Paleontologists studying fossilized feathers have proposed that the shapes of certain microscopic structures inside the feathers can tell us the color of ancient birds. But new research from North Carolina State University demonstrates that it is not yet possible to tell if these structures – thought to be melanosomes – are what they seem, or if they are merely the remnants of ancient bacteria.
Melanosomes are small, pigment-filled sacs located inside the cells of feathers and other pigmented tissues of vertebrates. They contain melanin, which can give feathers colors ranging from brownish-red to gray to solid black. Melanosomes are either oblong or round in shape, and the identification of these small bodies in preserved feathers has led to speculation about the physiology, habitats, coloration and lifestyles of the extinct animals, including dinosaurs, that once possessed them.
But melanosomes are not the only round and oblong microscopic structures that might show up in fossilized feathers. In fact, the microbes that drove the decomposition of the animal prior to fossilization share the same size and shape as melanosomes, and they would also be present in feathers during decay.
Alison Moyer, a Ph.D. candidate in paleontology at NC State, wanted to find out whether these structures could be definitively identified as either melanosome or microbe. Using black and brown chicken feathers – chickens are one of the closest living relatives to both dinosaurs and ancient birds – Moyer grew bacteria over them to replicate what we see in the fossil record. She used three different types of microscopy to examine the patterns of biofilm growth, and then compared those structures to melanosomes inside of chicken feathers that she had sliced open. Finally, she compared both microbes and actual melanosomes to structures in a fossilized feather from Gansus yumenensis, an avian dinosaur that lived about 120 million years ago, and to published images of fossil "melanosomes" by others. Her findings led to more questions.
"These structures could be original to the bird, or they could be a biofilm which has grown over and degraded the feather – if the latter, they would also produce round or elongated structures that are not melanosomes," Moyer says. "Melanosomes are embedded in keratin, which is a very tough protein, so they're hard to see unless there's been some degradation. But the bacteria are doing the degrading, and so that may be what we're seeing, rather than the melanosome itself. It's impossible to say with certainty what these structures are without more data, including fine scale chemical data."

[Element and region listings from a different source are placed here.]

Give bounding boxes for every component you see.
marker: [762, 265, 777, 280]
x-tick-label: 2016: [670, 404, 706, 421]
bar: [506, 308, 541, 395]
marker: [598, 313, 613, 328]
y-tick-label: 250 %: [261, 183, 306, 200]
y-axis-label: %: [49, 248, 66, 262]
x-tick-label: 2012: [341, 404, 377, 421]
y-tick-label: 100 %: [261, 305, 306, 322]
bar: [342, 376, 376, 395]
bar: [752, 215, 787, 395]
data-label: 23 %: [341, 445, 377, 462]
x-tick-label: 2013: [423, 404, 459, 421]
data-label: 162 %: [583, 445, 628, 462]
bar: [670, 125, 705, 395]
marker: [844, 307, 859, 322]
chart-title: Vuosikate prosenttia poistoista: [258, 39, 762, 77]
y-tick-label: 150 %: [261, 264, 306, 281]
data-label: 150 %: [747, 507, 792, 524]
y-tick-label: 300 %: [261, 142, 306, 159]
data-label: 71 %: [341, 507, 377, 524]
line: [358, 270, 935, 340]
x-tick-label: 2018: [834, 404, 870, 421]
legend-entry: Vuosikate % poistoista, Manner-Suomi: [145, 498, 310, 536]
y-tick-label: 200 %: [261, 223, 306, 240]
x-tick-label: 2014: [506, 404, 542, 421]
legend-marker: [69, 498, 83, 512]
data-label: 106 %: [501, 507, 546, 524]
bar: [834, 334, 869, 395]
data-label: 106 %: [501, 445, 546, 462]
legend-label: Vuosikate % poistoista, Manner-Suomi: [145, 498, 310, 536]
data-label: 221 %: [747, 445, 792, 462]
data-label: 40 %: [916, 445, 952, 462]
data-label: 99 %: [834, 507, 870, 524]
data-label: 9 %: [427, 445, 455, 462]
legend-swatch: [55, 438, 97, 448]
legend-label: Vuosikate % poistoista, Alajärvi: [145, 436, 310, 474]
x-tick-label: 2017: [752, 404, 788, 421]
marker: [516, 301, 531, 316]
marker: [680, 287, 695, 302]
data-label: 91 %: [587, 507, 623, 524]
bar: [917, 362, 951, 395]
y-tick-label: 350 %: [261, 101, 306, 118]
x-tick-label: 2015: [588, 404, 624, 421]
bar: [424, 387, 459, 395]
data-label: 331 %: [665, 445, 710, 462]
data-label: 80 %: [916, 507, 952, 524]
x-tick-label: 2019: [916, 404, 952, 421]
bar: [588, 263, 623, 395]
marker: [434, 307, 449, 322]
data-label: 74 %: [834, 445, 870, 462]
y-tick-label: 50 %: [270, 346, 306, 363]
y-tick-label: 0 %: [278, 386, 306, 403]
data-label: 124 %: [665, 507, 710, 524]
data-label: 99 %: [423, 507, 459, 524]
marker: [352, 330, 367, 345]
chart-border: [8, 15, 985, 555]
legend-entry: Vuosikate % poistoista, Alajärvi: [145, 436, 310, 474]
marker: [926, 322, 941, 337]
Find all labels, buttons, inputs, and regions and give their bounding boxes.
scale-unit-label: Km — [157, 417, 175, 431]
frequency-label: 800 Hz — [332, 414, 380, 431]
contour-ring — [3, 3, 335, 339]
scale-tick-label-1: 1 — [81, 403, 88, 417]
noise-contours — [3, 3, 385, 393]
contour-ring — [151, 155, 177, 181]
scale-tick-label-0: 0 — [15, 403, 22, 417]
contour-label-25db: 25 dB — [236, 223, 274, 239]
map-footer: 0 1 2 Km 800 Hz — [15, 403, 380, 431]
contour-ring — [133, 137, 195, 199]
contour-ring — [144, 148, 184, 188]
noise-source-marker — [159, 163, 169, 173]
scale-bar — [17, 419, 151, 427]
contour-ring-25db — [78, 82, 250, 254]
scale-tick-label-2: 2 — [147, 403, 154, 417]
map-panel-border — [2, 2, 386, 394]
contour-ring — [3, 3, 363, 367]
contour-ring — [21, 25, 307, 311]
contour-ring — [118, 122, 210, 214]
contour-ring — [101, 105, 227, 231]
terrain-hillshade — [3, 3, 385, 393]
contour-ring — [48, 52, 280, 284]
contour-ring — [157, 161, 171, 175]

The research appears online in Scientific Reports. Possible next steps for Moyer include testing for the presence of keratin or bacteria within the fossils, by looking for their molecular signals.
"The technology that we have available to us as paleontologists now is amazing, and will make it much easier to test all of the hypotheses we develop about these fossils," Moyer says. "In the meantime, perhaps we can establish some basic criteria for identifying these structures as melanosomes, such as whether they're found within the feather's interior, or externally."
The research was funded in part by the National Science Foundation and the David and Lucille Packard foundation. The fossil feather was provided by the Gansu Geological Museum in Lanzhou, Gansu, China.
Note to editors: An abstract of the paper follows.
"Melanosomes or Microbes: Testing an Alternative Hypothesis for the Origin of Microbodies in Fossil Feathers"
Authors: Alison Moyer, Wenxia Zheng, Mary Schweitzer, NC State University; Elizabeth Johnson, Colorado Northwestern Community College; Matthew Lamanna, Carnegie Museum of Natural History; Daqing Li, Gansu Geological Museum; Kenneth Lacovara, Drexel University
Published: March 5, 2014 in Scientific Reports
Abstract: Microbodies associated with fossil feathers, originally attributed to microbial biofilm, have been reinterpreted as melanosomes; pigment-containing, eukaryotic organelles. This interpretation generated hypotheses regarding coloration in non-avian and avian dinosaurs. Because melanosomes and microbes overlap in size, distribution and morphology, we re-evaluate both hypotheses. We compare melanosomes within feathers of extant chickens with patterns induced by microbial overgrowth on the same feathers, using scanning (SEM), field emission (FESEM) and transmission (TEM) electron microscopy. Melanosomes are always internal, embedded in a morphologically distinct keratinous matrix. Conversely, microbes grow across the surface of feathers in continuous layers, more consistent with published images from fossil feathers. We compare our results to both published literature and new data from a fossil feather ascribed to Gansus yumenensis (ANSP 23403). "Mouldic impressions" were observed in association with both the feather and sediment grains, supporting a microbial origin. We propose criteria for distinguishing between these two microbodies.